Do you associate any dishes with a specific season? To me, Greek salad is a very summery dish but it is so good, that I decided to make it into a dish for cold winter nights.
I completely improvised this dish and opted against making it vegetarian. This is my first experience cooking ground turkey. It was on sale at the store, and I remembered having a conversation where someone mentioned that it was better than ground beef. W said that he thought it tasted like Thanksgiving stuffing !!!
- 1 cup of quinoa
- 1 ½ cup of chicken broth
- 1 bay leaf
- 2 tbs of butter
- Cook rinsed quinoa in butter for 2 minutes on medium heat.
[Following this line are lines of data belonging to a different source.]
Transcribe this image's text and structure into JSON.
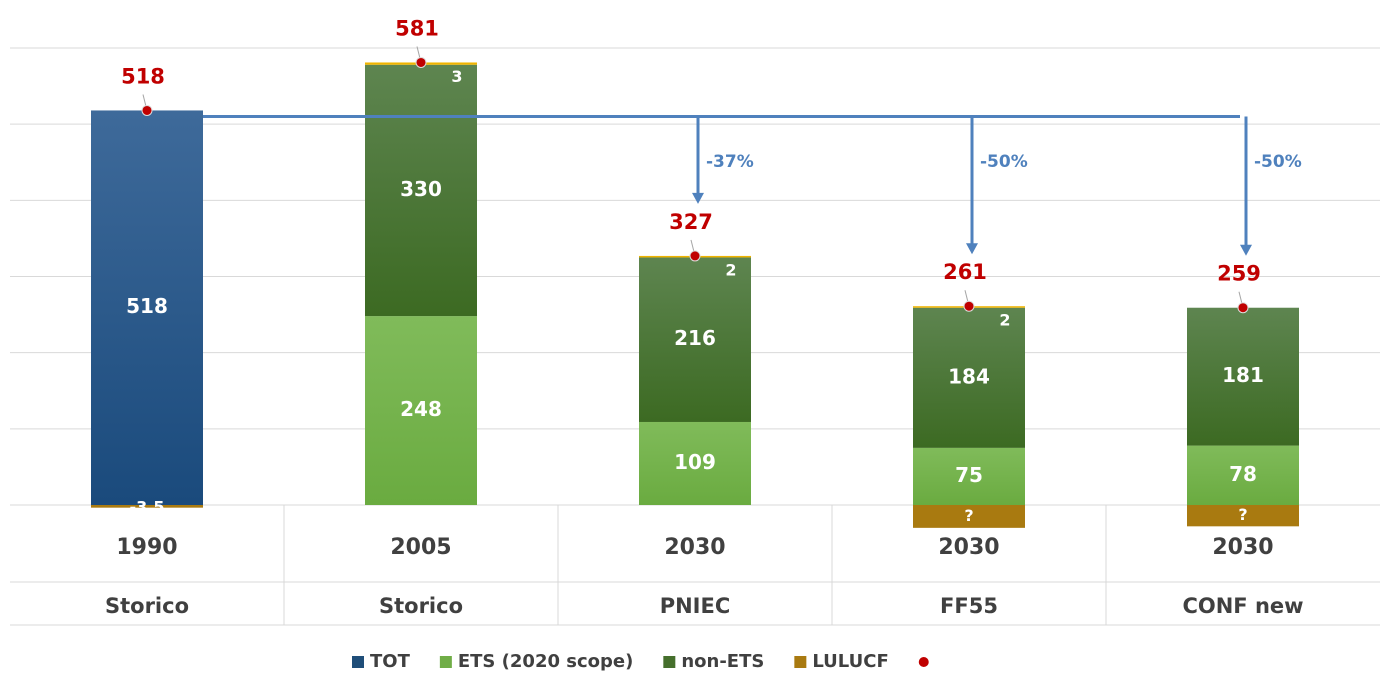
{
  "chart_data": {
    "type": "bar",
    "stacked": true,
    "categories": [
      "1990",
      "2005",
      "2030",
      "2030",
      "2030"
    ],
    "groups": [
      "Storico",
      "Storico",
      "PNIEC",
      "FF55",
      "CONF new"
    ],
    "series": [
      {
        "name": "TOT",
        "color": "#1f4e79",
        "values": [
          518,
          null,
          null,
          null,
          null
        ]
      },
      {
        "name": "ETS (2020 scope)",
        "color": "#70ad47",
        "values": [
          null,
          248,
          109,
          75,
          78
        ]
      },
      {
        "name": "non-ETS",
        "color": "#456f2c",
        "values": [
          null,
          330,
          216,
          184,
          181
        ]
      },
      {
        "color": "#f0b400",
        "values": [
          null,
          3,
          2,
          2,
          null
        ]
      },
      {
        "name": "LULUCF",
        "color": "#a97a10",
        "values": [
          -3.5,
          null,
          null,
          -30,
          -28
        ],
        "value_labels": [
          "-3,5",
          null,
          null,
          "?",
          "?"
        ]
      }
    ],
    "totals": {
      "color": "#c00000",
      "values": [
        518,
        581,
        327,
        261,
        259
      ]
    },
    "reductions": [
      null,
      null,
      -37,
      -50,
      -50
    ],
    "reduction_labels": [
      null,
      null,
      "-37%",
      "-50%",
      "-50%"
    ],
    "ylim": [
      0,
      600
    ],
    "yticks": [
      0,
      100,
      200,
      300,
      400,
      500,
      600
    ],
    "grid": true
  }
}
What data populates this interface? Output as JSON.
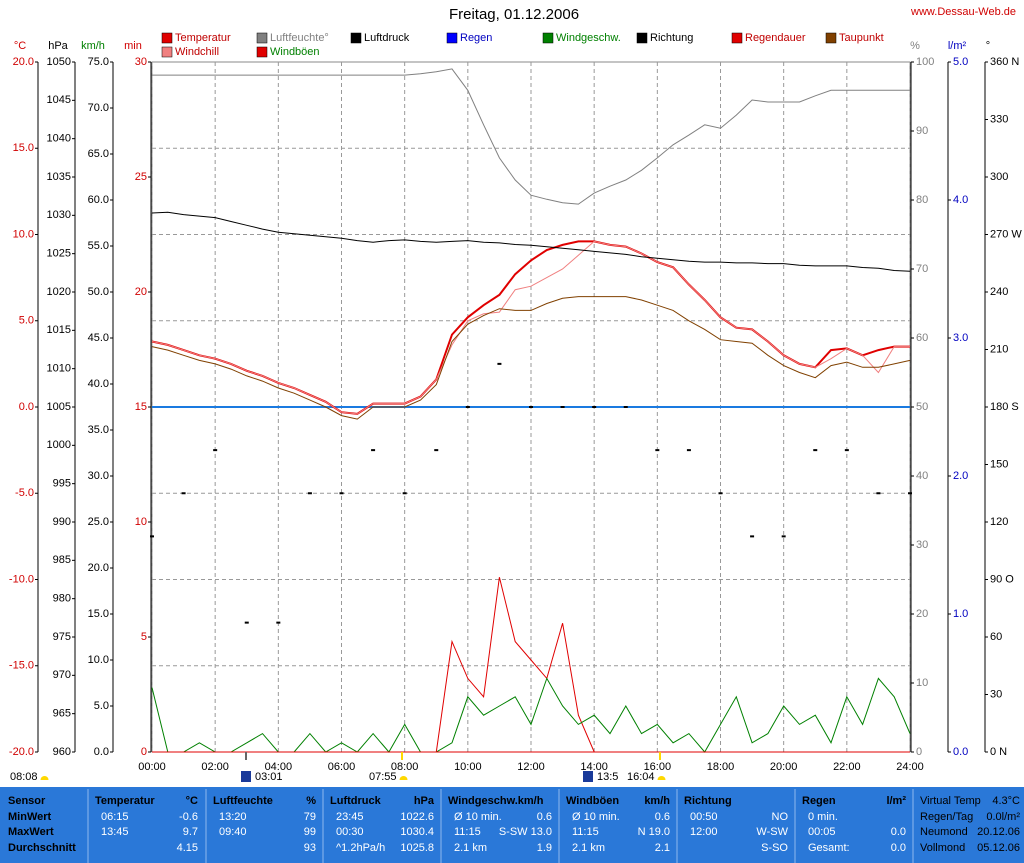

- Add chicken broth and bay leaf, bring to a boil.
- Reduce heat to low, and simmer for 20 minutes.
- Take off heat, and let sit for 5 minutes. Fluff with a fork like you would do for couscous.
- 1 large red onion, diced
- 1 pound of ground turkey
- 1 tbs of dried oregano
- 8 oz can of diced tomatoes
- 1 cup of crumbled feta
- 1 cup of pitted kalamata olives, chopped
- 5 peppers cut in half, stem removed
- mozzarella cheese, grated
- While the quinoa is cooking, sauté the onions for 8 minutes on medium heat. Set aside.
- Cook ground turkey on medium-high heat, until it is not pink anymore.
- Mix onion, meat, oregano, tomatoes (not drained), feta and olives. Stir.
- In an oiled baking dish, placed the peppers and fill with stuffing. Cover the stuffing with mozzarella.
- Bake in oven at 350 until hot and cheese melted.